COBWEB CORNERS: The story of Old Pots

By Mel McFarland

       Over in Manitou, a hundred years ago, the town was filled all summer with tourists. All winter it was empty. Today I thought I would share a story that goes along with some of the characters that you could find over there.
       There was a lady potter who traveled up from New Mexico, just where is unknown, but she brought up Indian style pottery. She had a wagon, like a medicine show, but it was mainly her traveling home, gallery and store. On the side it merely said "Pots," and had pictures of her wares. She would deliver pottery each spring that had been ordered the previous summer. Occasionally she would have a customer disappear over the winter, so there were extras. Sometimes she would even set up on grassy lawns and do a few pots right there. She had long dark hair, a tan, and looked like an Indian. On one occasion someone added "Old" in the dust on the side of the wagon. She and her customers thought it rather funny, and she had an artist make it official.

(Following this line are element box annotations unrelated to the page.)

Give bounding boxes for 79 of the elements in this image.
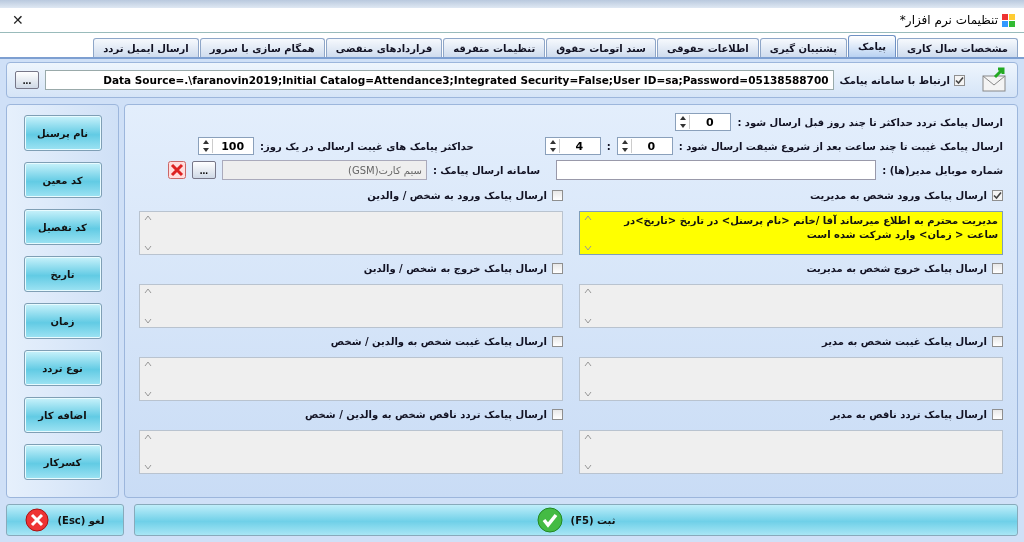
checkbox[interactable] — [552, 335, 563, 347]
setting-label: ارسال پیامک غیبت تا چند ساعت بعد از شروع شیفت ارسال شود : — [678, 140, 1003, 152]
tab[interactable]: سند اتومات حقوق — [546, 38, 656, 57]
message-field[interactable] — [579, 430, 1003, 474]
tab[interactable]: مشخصات سال کاری — [897, 38, 1018, 57]
tab[interactable]: همگام سازی با سرور — [199, 38, 325, 57]
scroll-arrows-icon — [584, 287, 592, 325]
scroll-arrows-icon — [144, 214, 152, 252]
delete-icon[interactable] — [167, 161, 186, 179]
checkbox-label: ارسال پیامک خروج شخص به مدیریت — [806, 262, 987, 274]
scroll-arrows-icon — [144, 433, 152, 471]
tab[interactable]: پیامک — [848, 35, 897, 57]
number-spinner[interactable]: 100 — [198, 137, 255, 155]
browse-button[interactable]: ... — [191, 161, 216, 179]
browse-button[interactable]: ... — [15, 71, 39, 89]
connection-label: ارتباط با سامانه پیامک — [839, 74, 950, 86]
field-button[interactable]: اضافه کار — [23, 397, 102, 433]
app-icon — [1002, 13, 1016, 27]
envelope-icon — [981, 67, 1009, 93]
cancel-button[interactable]: لغو (Esc) — [6, 504, 124, 536]
window-title: تنظیمات نرم افزار* — [899, 13, 998, 27]
checkbox[interactable] — [552, 262, 563, 274]
field-button[interactable]: تاریخ — [23, 256, 102, 292]
checkbox[interactable] — [992, 335, 1003, 347]
tab[interactable]: تنظیمات متفرقه — [443, 38, 546, 57]
spin-arrows-icon — [202, 139, 214, 153]
setting-label: حداکثر پیامک های غیبت ارسالی در یک روز: — [260, 140, 474, 152]
message-field[interactable] — [579, 357, 1003, 401]
field-button[interactable]: زمان — [23, 303, 102, 339]
checkbox-label: ارسال پیامک غیبت شخص به مدیر — [822, 335, 987, 347]
field-button[interactable]: کد تفصیل — [23, 209, 102, 245]
number-spinner[interactable]: 4 — [544, 137, 601, 155]
setting-label: ارسال پیامک تردد حداکثر تا چند روز قبل ارسال شود : — [737, 116, 1003, 128]
scroll-arrows-icon — [144, 360, 152, 398]
field-button[interactable]: کسرکار — [23, 444, 102, 480]
scroll-arrows-icon — [144, 287, 152, 325]
save-button[interactable]: ثبت (F5) — [134, 504, 1018, 536]
spin-arrows-icon — [620, 139, 632, 153]
scroll-arrows-icon — [584, 433, 592, 471]
number-spinner[interactable]: 0 — [675, 113, 732, 131]
checkbox[interactable] — [992, 262, 1003, 274]
checkbox[interactable] — [552, 189, 563, 201]
tab[interactable]: قراردادهای منقضی — [325, 38, 443, 57]
checkbox-label: ارسال پیامک غیبت شخص به والدین / شخص — [330, 335, 547, 347]
tab[interactable]: پشتیبان گیری — [759, 38, 847, 57]
setting-label: شماره موبایل مدیر(ها) : — [882, 164, 1003, 176]
spin-arrows-icon — [548, 139, 560, 153]
checkbox[interactable] — [552, 408, 563, 420]
sms-system-field[interactable]: سیم کارت(GSM) — [221, 160, 427, 180]
field-button[interactable]: نوع تردد — [23, 350, 102, 386]
field-button[interactable]: کد معین — [23, 162, 102, 198]
tab[interactable]: اطلاعات حقوقی — [656, 38, 759, 57]
checkbox-label: ارسال پیامک ورود به شخص / والدین — [367, 189, 547, 201]
mobile-input-field[interactable] — [556, 160, 877, 180]
message-field[interactable] — [579, 284, 1003, 328]
message-field[interactable] — [139, 430, 563, 474]
setting-label: سامانه ارسال پیامک : — [432, 164, 541, 176]
checkbox-label: ارسال پیامک ورود شخص به مدیریت — [810, 189, 987, 201]
spin-arrows-icon — [679, 115, 691, 129]
checkbox[interactable] — [992, 408, 1003, 420]
checkbox-label: ارسال پیامک تردد ناقص شخص به والدین / شخص — [304, 408, 547, 420]
close-button[interactable]: ✕ — [8, 12, 28, 28]
cancel-icon — [25, 508, 50, 532]
checkmark-icon — [536, 507, 563, 533]
field-button[interactable]: نام پرسنل — [23, 115, 102, 151]
checkbox[interactable] — [992, 189, 1003, 201]
separator-label: : — [606, 140, 611, 152]
checkbox-label: ارسال پیامک خروج به شخص / والدین — [363, 262, 547, 274]
number-spinner[interactable]: 0 — [616, 137, 673, 155]
message-field[interactable] — [139, 357, 563, 401]
connection-string-field[interactable]: Data Source=.\faranovin2019;Initial Catalog=Attendance3;Integrated Security=False;User ID=sa;Password=05138588700 — [45, 70, 834, 90]
scroll-arrows-icon — [584, 214, 592, 252]
tab[interactable]: ارسال ایمیل تردد — [93, 38, 199, 57]
checkbox[interactable] — [954, 74, 965, 86]
scroll-arrows-icon — [584, 360, 592, 398]
message-field[interactable] — [139, 284, 563, 328]
message-field[interactable]: مدیریت محترم به اطلاع میرساند آقا /خانم <نام پرسنل> در تاریخ <تاریخ>در ساعت < زمان> وارد شرکت شده است — [579, 211, 1003, 255]
checkbox-label: ارسال پیامک تردد ناقص به مدیر — [830, 408, 987, 420]
message-field[interactable] — [139, 211, 563, 255]
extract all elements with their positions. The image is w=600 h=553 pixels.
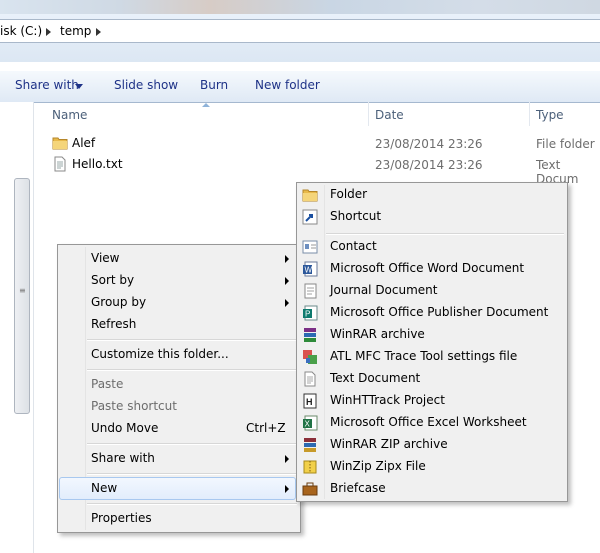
menu-separator: [326, 233, 564, 235]
svg-text:X: X: [305, 420, 311, 429]
file-date: 23/08/2014 23:26: [375, 137, 483, 151]
winrar-zip-icon: [304, 438, 316, 452]
menu-separator: [87, 503, 297, 505]
breadcrumb-arrow-icon[interactable]: [96, 28, 101, 36]
slide-show-button[interactable]: Slide show: [114, 78, 178, 92]
menu-item-view[interactable]: View: [91, 251, 119, 265]
new-item-shortcut[interactable]: Shortcut: [330, 209, 381, 223]
atl-trace-icon: [303, 350, 317, 364]
menu-item-sort-by[interactable]: Sort by: [91, 273, 134, 287]
breadcrumb-arrow-icon[interactable]: [46, 28, 51, 36]
journal-icon: [304, 283, 317, 299]
menu-separator: [87, 473, 297, 475]
new-folder-button[interactable]: New folder: [255, 78, 320, 92]
window-top-strip: [0, 0, 600, 14]
new-item-folder[interactable]: Folder: [330, 187, 367, 201]
folder-icon: [52, 137, 68, 150]
new-item-winrar[interactable]: WinRAR archive: [330, 327, 425, 341]
burn-button[interactable]: Burn: [200, 78, 228, 92]
column-header-type[interactable]: Type: [536, 108, 564, 122]
file-type: File folder: [536, 137, 595, 151]
new-item-journal[interactable]: Journal Document: [330, 283, 437, 297]
winrar-icon: [304, 328, 316, 342]
menu-item-share-with[interactable]: Share with: [91, 451, 155, 465]
column-header-name[interactable]: Name: [52, 108, 87, 122]
menu-gutter: [324, 185, 325, 499]
new-item-word[interactable]: Microsoft Office Word Document: [330, 261, 524, 275]
dropdown-arrow-icon[interactable]: [75, 84, 83, 89]
menu-item-new[interactable]: New: [91, 481, 117, 495]
file-date: 23/08/2014 23:26: [375, 158, 483, 172]
menu-separator: [87, 369, 297, 371]
new-item-winrar-zip[interactable]: WinRAR ZIP archive: [330, 437, 448, 451]
publisher-icon: P: [303, 305, 318, 321]
file-name: Hello.txt: [72, 157, 123, 171]
menu-item-refresh[interactable]: Refresh: [91, 317, 136, 331]
winzip-icon: [303, 460, 317, 474]
new-submenu: [296, 182, 568, 502]
text-file-icon: [54, 156, 66, 172]
svg-text:P: P: [305, 310, 310, 319]
menu-separator: [87, 339, 297, 341]
menu-item-customize[interactable]: Customize this folder...: [91, 347, 229, 361]
submenu-arrow-icon: [285, 255, 289, 263]
new-item-text-document[interactable]: Text Document: [330, 371, 420, 385]
new-item-publisher[interactable]: Microsoft Office Publisher Document: [330, 305, 548, 319]
briefcase-icon: [302, 482, 318, 496]
new-item-winzip[interactable]: WinZip Zipx File: [330, 459, 426, 473]
svg-text:W: W: [305, 266, 313, 275]
scroll-grip-icon[interactable]: ≡: [19, 287, 26, 299]
menu-item-paste: Paste: [91, 377, 124, 391]
winhttrack-icon: H: [303, 393, 317, 409]
folder-icon: [302, 189, 318, 202]
menu-item-undo-move[interactable]: Undo Move: [91, 421, 158, 435]
new-item-excel[interactable]: Microsoft Office Excel Worksheet: [330, 415, 527, 429]
column-header-date[interactable]: Date: [375, 108, 404, 122]
menu-item-paste-shortcut: Paste shortcut: [91, 399, 177, 413]
column-divider[interactable]: [368, 102, 369, 126]
breadcrumb-temp[interactable]: temp: [60, 24, 91, 38]
new-item-briefcase[interactable]: Briefcase: [330, 481, 386, 495]
submenu-arrow-icon: [285, 299, 289, 307]
svg-text:H: H: [306, 397, 313, 407]
breadcrumb-drive[interactable]: isk (C:): [0, 24, 42, 38]
new-item-contact[interactable]: Contact: [330, 239, 377, 253]
submenu-arrow-icon: [285, 455, 289, 463]
submenu-arrow-icon: [285, 277, 289, 285]
share-with-button[interactable]: Share with: [15, 78, 79, 92]
new-item-winhttrack[interactable]: WinHTTrack Project: [330, 393, 445, 407]
menu-item-properties[interactable]: Properties: [91, 511, 152, 525]
text-doc-icon: [304, 371, 316, 387]
shortcut-icon: [302, 209, 318, 225]
submenu-arrow-icon: [285, 485, 289, 493]
column-divider[interactable]: [529, 102, 530, 126]
menu-item-group-by[interactable]: Group by: [91, 295, 146, 309]
undo-shortcut-key: Ctrl+Z: [246, 421, 286, 435]
contact-icon: [302, 240, 318, 254]
new-item-atl-trace[interactable]: ATL MFC Trace Tool settings file: [330, 349, 517, 363]
file-name: Alef: [72, 136, 96, 150]
excel-icon: X: [303, 415, 318, 431]
word-doc-icon: W: [303, 261, 318, 277]
menu-separator: [87, 443, 297, 445]
sort-ascending-icon: [202, 103, 210, 107]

       She was an interesting lady, usually traveling alone, but it was said she had daughters all over the west, one in Colorado Springs. She reportedly had nerves of steel. On one occasion while traveling in the mountains on a quiet afternoon ride a mountain lion strolled across the road in front of her wagon. Neither the lady nor her horse lost a step.
       There was a tale that years before she had worked on a ship, and that she would have loved to be a sea captain, but a hundred years ago that was out of the question. As a bit of a sideline, have you ever heard of Captain Jack? She was a grizzled old gal who lived in Manitou for a while in the 1870s and later lived up on the High Drive near Jones Park. She would regale the traveling tourists with all sorts of tales and even shooting exhibitions.
       On the other hand "Old Pots" moved from the area, and was gone a few years, but she returned, continuing her trade with the shops along Manitou Boulevard into the 1920s. She finally traded her wagon for a Model T Ford, but it was modified to use the same old wagon body. If you have Indian style pots from old Manitou, you might want to see if it is signed, "Old Pots."